Orange County History vs. Myth

My writing classes this semester are reading Gustavo Arellano's fascinating book Orange County: a Personal History.  The theme of all my courses is "Writing About Local Issues," and this book provides a nice introduction to the strange geographical/cultural/social phenomenon known as Orange County, California.  Today, we discussed a chapter entitled "Our Climate is Faultless": Constructing America's Perpetual Eden, which explores myth vs. reality in Orange County history, particularly how and why historical myths are created.  I asked my students to discuss the following questions.  As they discussed them, I wrote my own answers, and they are as follows:

1.) What is the "Cult of the Orange Crate"? Is it based on myth or reality, or both?

The "Cult of the Orange Crate" is the version of Orange County's past based on orange crate art, which presented an idealized and beautiful past.  There was some truth to this (oranges were grown here), but what the myth hides is the violence, racism, and unjust labor relations that actually existed as part of the citrus industry.

2.) How does Zorro fit into Orange County history (or myth)?

Zorro did not actually exist.  He was a fictional hero created by author Johnston McCulley.  The Zorro stories and films were placed in a real historical setting (San Juan Capistrano, for example), but they are a mix of fact and fantasy.  Like the Cult of the Orange Crate, Zorro presented a romanticized, idealized version of the past, which masked some important realities.  Zorro prompts two questions in my mind: How does popular culture distort our view of the past?  How can we, as academics, separate fact from myth?

3.) Why is Mexican labor usually left out of the Orange County history/myth?

Mexican labor, the citrus workers who picked and packed the oranges and made them such a profitable industry, are left out of the story because they were exploited.  They were paid low wages, lived in segregated housing, and went to segregated schools.  Restoring the Mexican laborer to Orange County's history causes us to seriously re-think our idealzied myths.

4.) What was the 1936 Citrus War, and why is it usually ignored by local historians?

The 1936 Citrus War began as a strike by (mostly) Mexican citrus workers in Orange County, who wanted a union, higher wages, and better working conditions.  Rather than negotiating with the workers and acknowledging their legitimate grievances, the wealthy owners of orange groves and packinghouses violently suppressed the striking workers--arresting many, deploying sheriff's deputies, and basically acting like total fascists.  This story is usually ignored by local historans because many of the well-known Orange County pioneers basically acted like fascists toward their workers, and that (in hindsight) is embarrassing.

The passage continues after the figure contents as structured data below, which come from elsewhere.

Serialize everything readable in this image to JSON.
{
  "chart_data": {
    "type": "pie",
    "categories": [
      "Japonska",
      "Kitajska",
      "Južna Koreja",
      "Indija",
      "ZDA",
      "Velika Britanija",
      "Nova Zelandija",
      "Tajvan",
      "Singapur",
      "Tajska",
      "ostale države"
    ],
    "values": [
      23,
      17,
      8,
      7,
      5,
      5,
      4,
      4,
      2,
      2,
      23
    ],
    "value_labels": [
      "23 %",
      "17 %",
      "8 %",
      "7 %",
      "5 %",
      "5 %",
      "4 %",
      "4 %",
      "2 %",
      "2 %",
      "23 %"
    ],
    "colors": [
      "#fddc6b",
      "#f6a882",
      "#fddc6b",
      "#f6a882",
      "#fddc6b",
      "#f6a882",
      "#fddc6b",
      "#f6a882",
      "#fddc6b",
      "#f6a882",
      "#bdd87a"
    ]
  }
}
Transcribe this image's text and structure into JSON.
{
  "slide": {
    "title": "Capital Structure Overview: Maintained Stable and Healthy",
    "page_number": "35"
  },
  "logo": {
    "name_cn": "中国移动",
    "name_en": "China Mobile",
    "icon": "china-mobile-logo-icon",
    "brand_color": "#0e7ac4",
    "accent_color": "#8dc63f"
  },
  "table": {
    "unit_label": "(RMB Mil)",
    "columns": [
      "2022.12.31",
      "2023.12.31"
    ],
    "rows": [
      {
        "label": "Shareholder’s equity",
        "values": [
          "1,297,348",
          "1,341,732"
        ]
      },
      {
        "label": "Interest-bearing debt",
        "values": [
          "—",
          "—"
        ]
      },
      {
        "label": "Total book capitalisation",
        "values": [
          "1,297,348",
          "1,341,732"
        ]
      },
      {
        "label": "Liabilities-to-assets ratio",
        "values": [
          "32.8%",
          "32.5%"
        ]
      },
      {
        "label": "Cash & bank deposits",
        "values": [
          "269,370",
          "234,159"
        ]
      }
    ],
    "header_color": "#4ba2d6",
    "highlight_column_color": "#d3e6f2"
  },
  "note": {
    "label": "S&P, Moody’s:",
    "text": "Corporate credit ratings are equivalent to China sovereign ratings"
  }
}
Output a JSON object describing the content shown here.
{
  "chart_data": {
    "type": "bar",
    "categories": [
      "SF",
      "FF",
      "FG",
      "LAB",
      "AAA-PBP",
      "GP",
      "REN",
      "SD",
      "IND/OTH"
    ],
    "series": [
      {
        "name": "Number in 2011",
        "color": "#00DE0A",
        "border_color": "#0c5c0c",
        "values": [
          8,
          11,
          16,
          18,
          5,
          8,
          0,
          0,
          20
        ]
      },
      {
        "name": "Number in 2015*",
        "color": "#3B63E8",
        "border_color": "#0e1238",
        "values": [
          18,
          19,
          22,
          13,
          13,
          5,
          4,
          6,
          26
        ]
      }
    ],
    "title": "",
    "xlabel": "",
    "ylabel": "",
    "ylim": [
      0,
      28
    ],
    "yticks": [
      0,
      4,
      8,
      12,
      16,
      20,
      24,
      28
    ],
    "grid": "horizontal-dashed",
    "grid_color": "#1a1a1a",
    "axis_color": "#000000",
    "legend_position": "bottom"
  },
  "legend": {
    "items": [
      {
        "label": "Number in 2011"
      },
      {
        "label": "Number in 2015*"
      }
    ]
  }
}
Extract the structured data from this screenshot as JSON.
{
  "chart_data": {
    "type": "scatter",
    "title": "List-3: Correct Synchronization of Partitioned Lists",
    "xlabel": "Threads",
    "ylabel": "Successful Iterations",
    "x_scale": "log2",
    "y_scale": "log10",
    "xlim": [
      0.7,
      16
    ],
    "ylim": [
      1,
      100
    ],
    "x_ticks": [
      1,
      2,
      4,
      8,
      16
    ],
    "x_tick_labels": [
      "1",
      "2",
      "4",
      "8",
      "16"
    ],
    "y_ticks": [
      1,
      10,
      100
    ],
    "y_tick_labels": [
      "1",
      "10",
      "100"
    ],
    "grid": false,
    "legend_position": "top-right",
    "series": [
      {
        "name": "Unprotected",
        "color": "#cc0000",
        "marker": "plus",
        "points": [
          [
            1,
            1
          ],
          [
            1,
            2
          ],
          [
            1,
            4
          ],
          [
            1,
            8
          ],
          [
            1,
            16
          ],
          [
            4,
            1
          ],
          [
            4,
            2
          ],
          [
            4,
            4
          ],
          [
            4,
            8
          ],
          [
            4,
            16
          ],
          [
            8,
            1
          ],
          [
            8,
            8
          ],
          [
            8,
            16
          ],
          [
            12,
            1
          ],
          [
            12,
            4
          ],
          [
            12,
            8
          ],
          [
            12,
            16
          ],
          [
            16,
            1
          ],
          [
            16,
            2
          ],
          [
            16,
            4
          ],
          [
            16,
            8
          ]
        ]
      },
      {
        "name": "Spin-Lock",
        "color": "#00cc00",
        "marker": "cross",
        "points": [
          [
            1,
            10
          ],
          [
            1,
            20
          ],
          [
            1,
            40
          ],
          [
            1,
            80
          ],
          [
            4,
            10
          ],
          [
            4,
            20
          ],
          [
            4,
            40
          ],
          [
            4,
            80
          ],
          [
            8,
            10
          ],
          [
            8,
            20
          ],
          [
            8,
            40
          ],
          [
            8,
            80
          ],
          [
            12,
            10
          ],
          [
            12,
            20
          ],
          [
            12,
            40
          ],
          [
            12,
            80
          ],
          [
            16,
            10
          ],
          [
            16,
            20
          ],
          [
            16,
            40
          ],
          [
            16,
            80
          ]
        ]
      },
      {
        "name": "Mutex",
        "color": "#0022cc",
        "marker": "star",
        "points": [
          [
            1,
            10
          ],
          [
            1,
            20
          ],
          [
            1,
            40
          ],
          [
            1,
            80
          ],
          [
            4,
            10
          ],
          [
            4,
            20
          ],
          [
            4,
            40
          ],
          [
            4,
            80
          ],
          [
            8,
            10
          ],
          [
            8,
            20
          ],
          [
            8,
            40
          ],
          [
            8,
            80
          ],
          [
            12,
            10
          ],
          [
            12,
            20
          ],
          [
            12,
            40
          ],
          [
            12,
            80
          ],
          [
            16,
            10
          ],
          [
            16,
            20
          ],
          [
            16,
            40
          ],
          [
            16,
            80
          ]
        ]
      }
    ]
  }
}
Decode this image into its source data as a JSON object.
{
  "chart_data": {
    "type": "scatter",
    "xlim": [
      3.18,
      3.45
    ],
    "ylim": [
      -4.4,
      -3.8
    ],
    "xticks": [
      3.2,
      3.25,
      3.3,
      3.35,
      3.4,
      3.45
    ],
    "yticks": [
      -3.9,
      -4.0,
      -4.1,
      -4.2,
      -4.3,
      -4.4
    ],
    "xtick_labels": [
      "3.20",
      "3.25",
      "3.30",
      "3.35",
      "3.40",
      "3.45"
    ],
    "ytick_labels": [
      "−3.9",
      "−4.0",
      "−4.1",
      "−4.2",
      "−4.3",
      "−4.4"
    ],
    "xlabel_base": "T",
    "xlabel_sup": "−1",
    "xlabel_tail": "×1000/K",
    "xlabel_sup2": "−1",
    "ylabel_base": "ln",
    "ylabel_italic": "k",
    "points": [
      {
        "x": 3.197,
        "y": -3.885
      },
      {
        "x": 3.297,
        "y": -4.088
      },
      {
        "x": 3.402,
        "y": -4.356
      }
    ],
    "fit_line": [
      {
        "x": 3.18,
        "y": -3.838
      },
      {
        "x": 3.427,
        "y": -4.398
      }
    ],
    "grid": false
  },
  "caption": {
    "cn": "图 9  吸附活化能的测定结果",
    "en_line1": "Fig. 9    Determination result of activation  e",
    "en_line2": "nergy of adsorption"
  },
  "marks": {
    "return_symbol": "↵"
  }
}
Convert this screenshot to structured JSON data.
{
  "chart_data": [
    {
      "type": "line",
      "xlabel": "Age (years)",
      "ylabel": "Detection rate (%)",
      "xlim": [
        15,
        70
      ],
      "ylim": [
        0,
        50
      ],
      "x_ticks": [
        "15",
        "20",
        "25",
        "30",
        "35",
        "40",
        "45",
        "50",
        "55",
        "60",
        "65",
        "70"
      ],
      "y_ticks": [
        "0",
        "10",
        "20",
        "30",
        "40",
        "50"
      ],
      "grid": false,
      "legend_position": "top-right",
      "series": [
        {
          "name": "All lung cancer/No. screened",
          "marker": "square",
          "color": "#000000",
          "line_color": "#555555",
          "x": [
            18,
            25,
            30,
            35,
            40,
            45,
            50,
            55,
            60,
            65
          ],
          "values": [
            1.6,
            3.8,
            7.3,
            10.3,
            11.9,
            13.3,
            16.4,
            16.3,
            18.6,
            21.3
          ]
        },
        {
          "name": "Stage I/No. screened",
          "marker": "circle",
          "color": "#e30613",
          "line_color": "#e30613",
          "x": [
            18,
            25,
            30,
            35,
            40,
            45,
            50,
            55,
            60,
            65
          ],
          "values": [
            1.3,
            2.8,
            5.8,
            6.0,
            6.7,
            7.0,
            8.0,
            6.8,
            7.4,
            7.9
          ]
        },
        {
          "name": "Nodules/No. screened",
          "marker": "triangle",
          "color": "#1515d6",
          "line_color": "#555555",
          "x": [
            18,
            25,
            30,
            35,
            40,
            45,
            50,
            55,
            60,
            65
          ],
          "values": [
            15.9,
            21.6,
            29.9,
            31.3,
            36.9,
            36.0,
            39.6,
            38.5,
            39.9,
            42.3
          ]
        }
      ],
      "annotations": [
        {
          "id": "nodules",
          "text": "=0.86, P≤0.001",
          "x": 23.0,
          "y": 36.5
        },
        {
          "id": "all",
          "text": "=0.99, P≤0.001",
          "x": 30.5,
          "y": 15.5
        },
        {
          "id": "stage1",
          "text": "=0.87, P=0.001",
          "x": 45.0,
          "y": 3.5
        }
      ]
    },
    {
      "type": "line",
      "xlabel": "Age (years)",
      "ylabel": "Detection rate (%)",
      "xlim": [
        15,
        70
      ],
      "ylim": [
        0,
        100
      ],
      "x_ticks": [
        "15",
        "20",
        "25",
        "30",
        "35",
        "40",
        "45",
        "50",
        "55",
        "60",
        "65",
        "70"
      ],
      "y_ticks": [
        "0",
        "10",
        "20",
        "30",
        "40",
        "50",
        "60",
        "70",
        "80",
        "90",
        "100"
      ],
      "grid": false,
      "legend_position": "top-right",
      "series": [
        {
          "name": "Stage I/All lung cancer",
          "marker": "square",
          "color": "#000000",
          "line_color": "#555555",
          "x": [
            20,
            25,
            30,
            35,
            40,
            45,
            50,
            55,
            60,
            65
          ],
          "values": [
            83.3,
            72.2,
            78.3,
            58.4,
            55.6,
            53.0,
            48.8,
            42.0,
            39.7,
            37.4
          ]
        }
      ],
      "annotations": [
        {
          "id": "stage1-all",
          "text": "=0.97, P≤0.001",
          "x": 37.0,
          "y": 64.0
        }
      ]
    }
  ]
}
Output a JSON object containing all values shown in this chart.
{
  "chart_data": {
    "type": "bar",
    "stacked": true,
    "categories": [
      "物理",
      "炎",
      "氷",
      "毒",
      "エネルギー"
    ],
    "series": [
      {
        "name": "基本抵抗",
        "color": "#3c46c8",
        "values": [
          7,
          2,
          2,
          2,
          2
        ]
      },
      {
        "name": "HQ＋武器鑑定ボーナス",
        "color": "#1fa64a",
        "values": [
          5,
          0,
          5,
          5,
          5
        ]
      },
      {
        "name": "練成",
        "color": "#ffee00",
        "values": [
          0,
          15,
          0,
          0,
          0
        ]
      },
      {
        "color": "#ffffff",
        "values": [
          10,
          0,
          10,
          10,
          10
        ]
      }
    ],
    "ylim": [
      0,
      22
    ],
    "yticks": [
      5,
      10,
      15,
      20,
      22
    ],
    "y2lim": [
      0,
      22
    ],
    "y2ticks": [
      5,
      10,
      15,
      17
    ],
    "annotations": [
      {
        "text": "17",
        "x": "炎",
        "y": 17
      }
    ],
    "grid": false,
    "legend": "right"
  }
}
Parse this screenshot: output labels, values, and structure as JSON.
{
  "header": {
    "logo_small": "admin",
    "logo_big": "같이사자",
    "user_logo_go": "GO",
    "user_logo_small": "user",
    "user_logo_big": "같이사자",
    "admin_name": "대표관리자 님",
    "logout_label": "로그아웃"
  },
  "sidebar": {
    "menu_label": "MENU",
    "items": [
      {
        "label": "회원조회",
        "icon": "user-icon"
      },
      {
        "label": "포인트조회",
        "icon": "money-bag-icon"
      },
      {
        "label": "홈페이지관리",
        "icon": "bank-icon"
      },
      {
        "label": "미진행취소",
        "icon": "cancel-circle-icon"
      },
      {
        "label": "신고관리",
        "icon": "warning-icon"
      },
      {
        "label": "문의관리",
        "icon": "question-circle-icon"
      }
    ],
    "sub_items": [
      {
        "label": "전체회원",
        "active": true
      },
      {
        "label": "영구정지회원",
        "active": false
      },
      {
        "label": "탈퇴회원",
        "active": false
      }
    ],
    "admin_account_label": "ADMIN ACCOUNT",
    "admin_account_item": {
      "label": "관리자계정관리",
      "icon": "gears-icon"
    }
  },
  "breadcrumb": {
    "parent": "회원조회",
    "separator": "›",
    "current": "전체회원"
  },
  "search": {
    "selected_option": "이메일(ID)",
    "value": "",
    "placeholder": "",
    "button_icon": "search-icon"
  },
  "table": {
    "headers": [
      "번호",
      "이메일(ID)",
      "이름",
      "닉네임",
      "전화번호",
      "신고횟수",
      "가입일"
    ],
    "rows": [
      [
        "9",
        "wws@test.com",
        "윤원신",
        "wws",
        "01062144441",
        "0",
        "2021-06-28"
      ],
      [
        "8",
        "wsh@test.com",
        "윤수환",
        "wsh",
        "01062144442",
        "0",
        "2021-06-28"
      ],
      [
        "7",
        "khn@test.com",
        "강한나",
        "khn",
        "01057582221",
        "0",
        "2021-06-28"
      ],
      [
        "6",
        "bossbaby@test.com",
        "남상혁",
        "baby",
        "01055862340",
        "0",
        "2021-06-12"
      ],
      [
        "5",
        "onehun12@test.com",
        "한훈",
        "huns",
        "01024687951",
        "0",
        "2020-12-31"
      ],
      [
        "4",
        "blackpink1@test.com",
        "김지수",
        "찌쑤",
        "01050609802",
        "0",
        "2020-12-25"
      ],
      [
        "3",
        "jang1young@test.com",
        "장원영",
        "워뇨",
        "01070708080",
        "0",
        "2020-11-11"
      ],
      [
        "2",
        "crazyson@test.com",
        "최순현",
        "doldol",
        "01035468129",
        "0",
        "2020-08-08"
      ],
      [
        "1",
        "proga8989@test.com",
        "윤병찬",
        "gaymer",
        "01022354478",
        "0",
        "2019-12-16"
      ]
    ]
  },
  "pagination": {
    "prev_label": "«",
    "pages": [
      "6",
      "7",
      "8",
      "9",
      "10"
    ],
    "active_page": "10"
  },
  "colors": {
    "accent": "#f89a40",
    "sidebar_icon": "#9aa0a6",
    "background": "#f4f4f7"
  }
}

And then we discussed these questions together as a class.  What began as a local/regional discussion evolved into a larger philosophical discussion of how we know anything.  In what sense is our sense of reality based on myths?  How do we find the truth?  This, the desire to pluck truth from falsehood, is at the heart of academic reasarch and writing.  While we can never be 100 percent certain that our version of history/reality is correct, there is value in diving into the struggle to understand, and this takes a lot of work and reading.  In the case of local history, it involves reading things most people would find profoundly boring--news paper archives, oral histories, academic theses and dissertations, journals, government records, etc.  That is the task of the researcher.

The task of the writer is to take all that raw material and fashion it, like an artist, into something meaningful, coherent, and (hopefully) not boring, and (hopefully) truer than popular myths.  This is a difficult and ongoing endeavor, but (in my experience) it has the power to radically change the way people think about their past, present, and future.